L'humain entre animal et robot

Juin 2022

Merveilleux! La prestigieuse Revue des Sciences Philosophiques et Théologiques (RSPT) des Dominicains de Paris dans son numéro 3 du tome 105 (Juillet-Septembre 2021) poursuit la réflexion sur les enjeux philosophiques du passage, aujourd'hui clair et irréversible, de la culture alphabétique à la culture électronique (et/ou numérique) sous la plume de Pascal Marin, de l'Université de Lyon (pp. 487-532).

Le Bulletin d'Anthropologie philosophique de la RSPT 105/3 est intitulé: Penser l'humain au temps de son effacement dans le vivant et la machine.

Si l'on explore la Bibliographie de Pascal Marin, on voit immédiatement qu'en théologien et philosophe, il moissonne ici dans le champ de ses centres d'intérêt majeurs depuis plusieurs années déjà!
Une petite erreur s'est introduite dans les sous-titrages, puisqu'on a deux fois un paragraphe “I” (pp. 488 et 490), puis un paragraphe “III” (p. 503) et “IV” (p.520).

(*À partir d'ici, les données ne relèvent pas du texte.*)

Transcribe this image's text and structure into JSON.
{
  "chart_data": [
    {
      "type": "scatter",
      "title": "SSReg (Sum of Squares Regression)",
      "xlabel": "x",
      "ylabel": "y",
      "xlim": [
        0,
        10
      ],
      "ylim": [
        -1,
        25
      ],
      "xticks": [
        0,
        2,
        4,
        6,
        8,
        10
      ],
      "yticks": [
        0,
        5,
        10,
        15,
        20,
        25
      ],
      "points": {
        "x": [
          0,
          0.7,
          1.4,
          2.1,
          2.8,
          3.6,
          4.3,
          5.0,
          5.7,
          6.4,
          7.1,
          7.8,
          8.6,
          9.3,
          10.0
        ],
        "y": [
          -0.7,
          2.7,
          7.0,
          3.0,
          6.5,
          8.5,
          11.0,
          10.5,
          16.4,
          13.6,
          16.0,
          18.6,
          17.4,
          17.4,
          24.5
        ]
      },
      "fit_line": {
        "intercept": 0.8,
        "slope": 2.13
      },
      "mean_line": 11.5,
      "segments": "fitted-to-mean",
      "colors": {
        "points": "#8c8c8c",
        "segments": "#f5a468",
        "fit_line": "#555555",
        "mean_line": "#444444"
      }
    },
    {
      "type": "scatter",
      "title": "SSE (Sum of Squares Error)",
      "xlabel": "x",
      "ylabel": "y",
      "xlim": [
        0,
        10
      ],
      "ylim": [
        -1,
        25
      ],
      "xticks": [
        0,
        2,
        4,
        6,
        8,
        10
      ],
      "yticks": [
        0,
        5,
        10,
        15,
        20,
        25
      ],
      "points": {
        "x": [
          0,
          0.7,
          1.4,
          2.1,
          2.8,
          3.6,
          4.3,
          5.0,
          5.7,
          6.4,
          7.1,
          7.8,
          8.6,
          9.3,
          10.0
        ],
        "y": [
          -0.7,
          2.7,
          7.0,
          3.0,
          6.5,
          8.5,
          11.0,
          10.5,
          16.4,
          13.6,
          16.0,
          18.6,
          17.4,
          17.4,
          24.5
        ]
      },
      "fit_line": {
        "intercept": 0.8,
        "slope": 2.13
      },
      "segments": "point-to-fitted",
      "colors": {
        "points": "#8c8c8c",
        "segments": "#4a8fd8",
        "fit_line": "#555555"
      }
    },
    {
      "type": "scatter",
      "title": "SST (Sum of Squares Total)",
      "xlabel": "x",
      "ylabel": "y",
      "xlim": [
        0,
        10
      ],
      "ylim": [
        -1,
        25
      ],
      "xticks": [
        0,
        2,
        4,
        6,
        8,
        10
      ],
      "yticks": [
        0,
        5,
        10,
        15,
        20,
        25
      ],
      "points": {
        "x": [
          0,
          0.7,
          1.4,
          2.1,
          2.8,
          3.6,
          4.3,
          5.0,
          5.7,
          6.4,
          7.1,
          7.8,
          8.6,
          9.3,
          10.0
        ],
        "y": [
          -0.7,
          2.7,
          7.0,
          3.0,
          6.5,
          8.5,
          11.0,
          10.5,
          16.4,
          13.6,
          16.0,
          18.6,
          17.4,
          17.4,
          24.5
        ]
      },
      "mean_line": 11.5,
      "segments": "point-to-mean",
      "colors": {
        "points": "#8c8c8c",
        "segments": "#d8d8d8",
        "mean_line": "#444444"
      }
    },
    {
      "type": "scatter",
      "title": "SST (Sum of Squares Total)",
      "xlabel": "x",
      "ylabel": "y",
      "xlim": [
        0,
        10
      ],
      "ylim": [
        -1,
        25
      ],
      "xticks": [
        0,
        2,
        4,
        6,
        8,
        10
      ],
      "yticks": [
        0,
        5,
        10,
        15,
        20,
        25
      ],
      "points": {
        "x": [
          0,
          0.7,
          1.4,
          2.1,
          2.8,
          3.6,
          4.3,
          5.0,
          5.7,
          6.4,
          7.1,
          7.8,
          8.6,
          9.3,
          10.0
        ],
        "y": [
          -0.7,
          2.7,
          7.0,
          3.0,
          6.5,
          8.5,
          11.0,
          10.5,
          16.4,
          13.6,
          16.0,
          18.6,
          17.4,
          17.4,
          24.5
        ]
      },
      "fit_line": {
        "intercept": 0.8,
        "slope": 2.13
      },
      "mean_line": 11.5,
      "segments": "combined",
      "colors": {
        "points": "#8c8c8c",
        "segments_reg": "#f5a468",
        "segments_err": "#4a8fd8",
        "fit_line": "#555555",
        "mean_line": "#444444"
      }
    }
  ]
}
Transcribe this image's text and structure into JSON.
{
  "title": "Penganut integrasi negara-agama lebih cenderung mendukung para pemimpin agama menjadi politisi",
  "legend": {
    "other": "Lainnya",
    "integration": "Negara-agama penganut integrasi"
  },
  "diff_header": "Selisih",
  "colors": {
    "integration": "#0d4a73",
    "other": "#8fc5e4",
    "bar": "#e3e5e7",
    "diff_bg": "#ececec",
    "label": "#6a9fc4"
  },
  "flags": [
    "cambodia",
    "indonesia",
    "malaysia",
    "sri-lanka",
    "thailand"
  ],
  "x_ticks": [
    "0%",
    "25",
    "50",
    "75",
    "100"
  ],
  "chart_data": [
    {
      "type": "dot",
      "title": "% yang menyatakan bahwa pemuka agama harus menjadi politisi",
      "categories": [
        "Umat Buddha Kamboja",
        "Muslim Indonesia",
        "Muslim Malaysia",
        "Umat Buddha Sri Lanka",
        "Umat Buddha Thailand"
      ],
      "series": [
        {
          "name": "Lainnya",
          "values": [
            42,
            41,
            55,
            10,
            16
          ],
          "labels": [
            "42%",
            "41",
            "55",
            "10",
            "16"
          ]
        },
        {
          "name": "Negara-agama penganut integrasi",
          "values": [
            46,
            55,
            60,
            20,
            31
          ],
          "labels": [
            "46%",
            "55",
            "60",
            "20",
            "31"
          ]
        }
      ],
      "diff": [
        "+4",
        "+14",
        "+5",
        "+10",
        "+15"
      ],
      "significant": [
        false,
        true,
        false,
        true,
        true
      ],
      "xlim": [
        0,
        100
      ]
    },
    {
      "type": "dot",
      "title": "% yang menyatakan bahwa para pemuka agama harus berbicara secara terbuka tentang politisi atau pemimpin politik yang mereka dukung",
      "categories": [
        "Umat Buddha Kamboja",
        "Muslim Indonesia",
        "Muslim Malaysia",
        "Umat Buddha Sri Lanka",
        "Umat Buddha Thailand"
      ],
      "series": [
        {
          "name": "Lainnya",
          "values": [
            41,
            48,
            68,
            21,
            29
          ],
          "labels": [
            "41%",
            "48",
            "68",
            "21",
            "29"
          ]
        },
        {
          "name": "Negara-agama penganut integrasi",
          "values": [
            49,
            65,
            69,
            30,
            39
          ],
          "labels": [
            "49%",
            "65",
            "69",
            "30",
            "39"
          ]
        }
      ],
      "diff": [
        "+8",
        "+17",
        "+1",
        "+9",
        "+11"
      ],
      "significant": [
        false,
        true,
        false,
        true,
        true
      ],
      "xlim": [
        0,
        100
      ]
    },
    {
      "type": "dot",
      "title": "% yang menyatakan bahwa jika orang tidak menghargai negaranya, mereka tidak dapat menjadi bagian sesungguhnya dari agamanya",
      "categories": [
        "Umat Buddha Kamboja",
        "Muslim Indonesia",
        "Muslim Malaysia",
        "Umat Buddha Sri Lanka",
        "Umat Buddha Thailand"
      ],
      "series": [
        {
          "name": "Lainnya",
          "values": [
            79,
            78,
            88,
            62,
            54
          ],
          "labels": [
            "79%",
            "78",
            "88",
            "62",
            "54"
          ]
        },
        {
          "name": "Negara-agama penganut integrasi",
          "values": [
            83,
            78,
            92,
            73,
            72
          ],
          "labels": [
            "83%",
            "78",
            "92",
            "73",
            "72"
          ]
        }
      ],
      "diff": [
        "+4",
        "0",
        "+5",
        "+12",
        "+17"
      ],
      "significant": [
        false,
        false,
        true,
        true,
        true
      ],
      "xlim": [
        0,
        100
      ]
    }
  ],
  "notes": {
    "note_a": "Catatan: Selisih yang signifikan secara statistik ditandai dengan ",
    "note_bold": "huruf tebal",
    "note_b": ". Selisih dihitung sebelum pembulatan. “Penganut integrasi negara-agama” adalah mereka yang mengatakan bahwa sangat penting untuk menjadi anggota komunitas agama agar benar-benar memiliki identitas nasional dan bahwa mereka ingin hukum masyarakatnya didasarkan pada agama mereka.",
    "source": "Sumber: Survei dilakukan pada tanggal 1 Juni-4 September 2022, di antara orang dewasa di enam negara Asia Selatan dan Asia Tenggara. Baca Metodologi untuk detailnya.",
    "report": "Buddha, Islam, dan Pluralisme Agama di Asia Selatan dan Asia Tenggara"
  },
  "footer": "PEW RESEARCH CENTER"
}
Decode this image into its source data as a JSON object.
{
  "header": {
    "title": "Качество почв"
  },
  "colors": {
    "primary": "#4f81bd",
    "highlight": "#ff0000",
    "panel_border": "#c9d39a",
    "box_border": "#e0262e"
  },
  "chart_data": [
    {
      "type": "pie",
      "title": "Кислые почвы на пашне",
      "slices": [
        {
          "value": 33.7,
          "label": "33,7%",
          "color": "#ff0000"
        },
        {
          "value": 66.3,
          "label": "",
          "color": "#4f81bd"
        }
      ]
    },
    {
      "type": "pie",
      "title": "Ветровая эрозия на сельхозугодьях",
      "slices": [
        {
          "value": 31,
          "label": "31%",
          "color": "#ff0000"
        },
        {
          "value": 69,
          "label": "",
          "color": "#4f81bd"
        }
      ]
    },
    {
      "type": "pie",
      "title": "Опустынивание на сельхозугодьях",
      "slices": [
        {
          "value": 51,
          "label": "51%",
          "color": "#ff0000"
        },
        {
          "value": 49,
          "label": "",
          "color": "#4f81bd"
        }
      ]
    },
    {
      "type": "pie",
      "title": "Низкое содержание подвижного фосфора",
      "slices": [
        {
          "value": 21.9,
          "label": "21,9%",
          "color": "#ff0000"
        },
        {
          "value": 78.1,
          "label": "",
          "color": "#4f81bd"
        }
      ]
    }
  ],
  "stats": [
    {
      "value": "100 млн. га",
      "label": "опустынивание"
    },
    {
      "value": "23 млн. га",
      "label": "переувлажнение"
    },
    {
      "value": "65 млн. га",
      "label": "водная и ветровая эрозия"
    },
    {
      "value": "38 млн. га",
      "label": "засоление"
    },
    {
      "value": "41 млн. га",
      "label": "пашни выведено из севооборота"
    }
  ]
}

Pour saisir l'ensemble du propos il faut donc se fier plutôt aux sous-titres en gras et aligner les autres pour donner la Table des Matières traitées par l'Auteur:
1. (= “I”) Entre Philosophie et Sciences de la Nature, l'Anthropologie philosophique
2. (= “I” bis) La Nature, les Vivants et un drôle de Vivant
3. Questions d'épistémologie
4. Le récit de l'hominisation en questions
5. Les récits inaboutis de l'anthropogenèse versus les étranges pouvoirs de l'idéalité
6. Le paradoxe de la nature humaine
7. Animalisme versus anthropocentrisme?
8. La singularité du langage
9. (= III) Intelligence artificielle, intelligence humaine
10. En quête d'une science de l'intelligence
11. Humaine ou bien artificielle, l'intelligence au prisme du “sens commun”
12. Le Cerveau-machine et l'esprit humain
13. (= IV) La société des humains et des machines
14. Le travail à l'épreuve du “digital labor”
15. Les artefacts contre l'humain

Réfléchir l'humain par rapport à sa matérialité

Clairement pensé comme une réflexion de l'ère de l'anthropocène qui voit, surtout depuis le début du 21e siècle, une “réduction” de l'humain à son animalité d'une part et à sa projection technologique humanoïde d'autre part, ces “lectures” de productions publiées entre 2017 et 2021 tentent de mettre en perspective les éléments d'une nouvelle anthropologie philosophique.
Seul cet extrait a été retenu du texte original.